FIG 8.

Hypothetical model for the mechanism of JEV NS1′-mediated activation of CREB and c-Rel. (A) The effect of JEV NS1′ on CDK1 phosphorylation status: under the normal condition, a conserved threonine residue in the activation loop (Thr-161) of CDK1 is phosphorylated by CAK, and two sites in the ATP-binding pocket (Thr-14 and Tyr-15) are dephosphorylated. Both of these sites of CDK1 are then phosphorylated by kinases of the Wee1/Myt1 family, and subsequently dephosphorylated by phosphatases of the CDC25C, during JEV infection, and JEV NS1′ interacts with CDK1 and interrupts the CDC25C phosphatase-mediated dephosphorylation of CDK1, which prolongs the phosphorylation status of CDK1. (B) Mechanism of JEV NS1′-mediated activation of CREB and c-Rel.

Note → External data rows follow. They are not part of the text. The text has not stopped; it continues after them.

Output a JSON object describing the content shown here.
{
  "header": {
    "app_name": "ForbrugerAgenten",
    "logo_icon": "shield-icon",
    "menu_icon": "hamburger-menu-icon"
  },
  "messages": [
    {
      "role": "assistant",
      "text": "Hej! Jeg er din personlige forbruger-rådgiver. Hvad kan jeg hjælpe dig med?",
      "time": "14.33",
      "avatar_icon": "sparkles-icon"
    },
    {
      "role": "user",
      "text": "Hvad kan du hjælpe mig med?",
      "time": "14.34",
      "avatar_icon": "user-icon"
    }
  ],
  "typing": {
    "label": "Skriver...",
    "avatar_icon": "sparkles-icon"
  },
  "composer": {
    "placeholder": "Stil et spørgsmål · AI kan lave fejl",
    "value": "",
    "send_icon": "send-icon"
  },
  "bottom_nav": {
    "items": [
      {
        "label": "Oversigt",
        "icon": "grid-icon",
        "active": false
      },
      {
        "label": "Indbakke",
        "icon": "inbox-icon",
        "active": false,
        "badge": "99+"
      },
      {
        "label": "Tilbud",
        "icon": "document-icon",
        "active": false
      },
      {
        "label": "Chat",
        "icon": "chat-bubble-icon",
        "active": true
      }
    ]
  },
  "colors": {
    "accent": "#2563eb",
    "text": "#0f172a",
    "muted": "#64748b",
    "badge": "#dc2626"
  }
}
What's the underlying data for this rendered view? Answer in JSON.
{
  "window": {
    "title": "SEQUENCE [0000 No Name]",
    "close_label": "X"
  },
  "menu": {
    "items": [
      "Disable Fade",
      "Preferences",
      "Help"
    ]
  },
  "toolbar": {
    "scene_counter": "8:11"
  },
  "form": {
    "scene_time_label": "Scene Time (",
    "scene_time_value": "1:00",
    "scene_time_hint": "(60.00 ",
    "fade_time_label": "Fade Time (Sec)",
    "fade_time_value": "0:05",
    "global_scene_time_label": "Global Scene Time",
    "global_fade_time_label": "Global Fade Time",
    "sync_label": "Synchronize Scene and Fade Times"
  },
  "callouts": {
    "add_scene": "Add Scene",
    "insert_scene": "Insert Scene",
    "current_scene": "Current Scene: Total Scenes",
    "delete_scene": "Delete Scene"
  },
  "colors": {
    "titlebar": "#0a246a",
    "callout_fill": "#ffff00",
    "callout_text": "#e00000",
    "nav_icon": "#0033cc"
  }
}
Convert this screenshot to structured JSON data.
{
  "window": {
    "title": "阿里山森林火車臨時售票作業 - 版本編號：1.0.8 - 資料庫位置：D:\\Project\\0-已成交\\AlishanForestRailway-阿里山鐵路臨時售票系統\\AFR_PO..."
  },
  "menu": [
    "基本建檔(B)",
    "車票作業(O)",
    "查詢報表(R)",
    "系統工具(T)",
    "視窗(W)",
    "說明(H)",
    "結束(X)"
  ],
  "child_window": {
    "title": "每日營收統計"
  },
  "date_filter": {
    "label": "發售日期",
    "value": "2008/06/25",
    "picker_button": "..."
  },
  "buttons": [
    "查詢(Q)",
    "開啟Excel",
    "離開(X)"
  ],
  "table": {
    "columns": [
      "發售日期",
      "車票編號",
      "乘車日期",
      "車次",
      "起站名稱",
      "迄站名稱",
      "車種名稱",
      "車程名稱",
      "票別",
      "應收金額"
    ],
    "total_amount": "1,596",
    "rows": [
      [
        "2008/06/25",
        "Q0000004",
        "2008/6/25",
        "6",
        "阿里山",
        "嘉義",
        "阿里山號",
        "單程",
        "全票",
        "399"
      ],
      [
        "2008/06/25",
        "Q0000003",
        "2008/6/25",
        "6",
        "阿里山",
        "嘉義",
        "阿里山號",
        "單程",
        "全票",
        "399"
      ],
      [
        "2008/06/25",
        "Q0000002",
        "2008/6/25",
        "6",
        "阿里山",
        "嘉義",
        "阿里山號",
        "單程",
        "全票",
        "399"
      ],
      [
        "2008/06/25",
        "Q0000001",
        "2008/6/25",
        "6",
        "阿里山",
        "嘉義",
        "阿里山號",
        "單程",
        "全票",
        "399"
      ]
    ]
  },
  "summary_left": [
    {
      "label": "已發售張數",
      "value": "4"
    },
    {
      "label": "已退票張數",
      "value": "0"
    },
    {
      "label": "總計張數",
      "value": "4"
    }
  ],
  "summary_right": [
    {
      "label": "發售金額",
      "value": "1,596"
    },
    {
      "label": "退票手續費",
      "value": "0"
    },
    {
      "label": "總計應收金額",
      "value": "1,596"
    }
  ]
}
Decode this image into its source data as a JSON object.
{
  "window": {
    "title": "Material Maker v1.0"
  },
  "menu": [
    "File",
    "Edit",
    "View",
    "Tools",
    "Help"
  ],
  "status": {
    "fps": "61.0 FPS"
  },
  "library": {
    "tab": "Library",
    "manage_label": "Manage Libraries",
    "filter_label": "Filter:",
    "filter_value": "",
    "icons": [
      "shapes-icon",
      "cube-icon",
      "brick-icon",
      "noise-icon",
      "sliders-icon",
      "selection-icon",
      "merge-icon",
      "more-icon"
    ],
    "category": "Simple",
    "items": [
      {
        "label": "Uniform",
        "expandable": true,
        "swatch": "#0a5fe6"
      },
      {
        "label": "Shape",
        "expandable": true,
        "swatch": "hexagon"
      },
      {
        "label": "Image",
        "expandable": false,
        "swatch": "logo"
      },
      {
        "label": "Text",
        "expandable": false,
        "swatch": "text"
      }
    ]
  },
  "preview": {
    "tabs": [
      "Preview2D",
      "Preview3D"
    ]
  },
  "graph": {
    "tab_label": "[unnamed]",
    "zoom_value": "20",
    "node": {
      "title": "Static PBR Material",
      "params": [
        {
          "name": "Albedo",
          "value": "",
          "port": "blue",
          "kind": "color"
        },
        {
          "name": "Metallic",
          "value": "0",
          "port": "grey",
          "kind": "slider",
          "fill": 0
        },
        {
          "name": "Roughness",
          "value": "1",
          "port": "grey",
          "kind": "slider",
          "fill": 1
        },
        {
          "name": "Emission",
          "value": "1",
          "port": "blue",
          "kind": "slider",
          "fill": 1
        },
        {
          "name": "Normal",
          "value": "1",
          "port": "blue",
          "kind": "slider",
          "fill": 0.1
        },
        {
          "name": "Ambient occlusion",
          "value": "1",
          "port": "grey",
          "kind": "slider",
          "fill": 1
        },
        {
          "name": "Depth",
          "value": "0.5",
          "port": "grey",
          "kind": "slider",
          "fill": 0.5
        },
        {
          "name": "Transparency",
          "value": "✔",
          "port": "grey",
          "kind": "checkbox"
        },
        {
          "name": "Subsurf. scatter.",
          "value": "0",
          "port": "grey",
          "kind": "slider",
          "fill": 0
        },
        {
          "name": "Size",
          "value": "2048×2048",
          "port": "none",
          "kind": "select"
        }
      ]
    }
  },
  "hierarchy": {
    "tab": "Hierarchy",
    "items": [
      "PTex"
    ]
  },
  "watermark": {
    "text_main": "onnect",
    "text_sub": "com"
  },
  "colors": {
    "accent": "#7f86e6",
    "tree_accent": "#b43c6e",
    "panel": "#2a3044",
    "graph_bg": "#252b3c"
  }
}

NS1′ protein interacts with CDK1 in host cells to prolong the phosphorylation status of CDK1, which promotes the activation of CREB and c-Rel and leads to increased expression of miR-22. miR-22 reduces the IFN-I production by targeting MAVS. The schematic in the dotted box represents the mechanism demonstrated in the present study, and the other part indicates the mechanism that has been clarified in our previous study (14).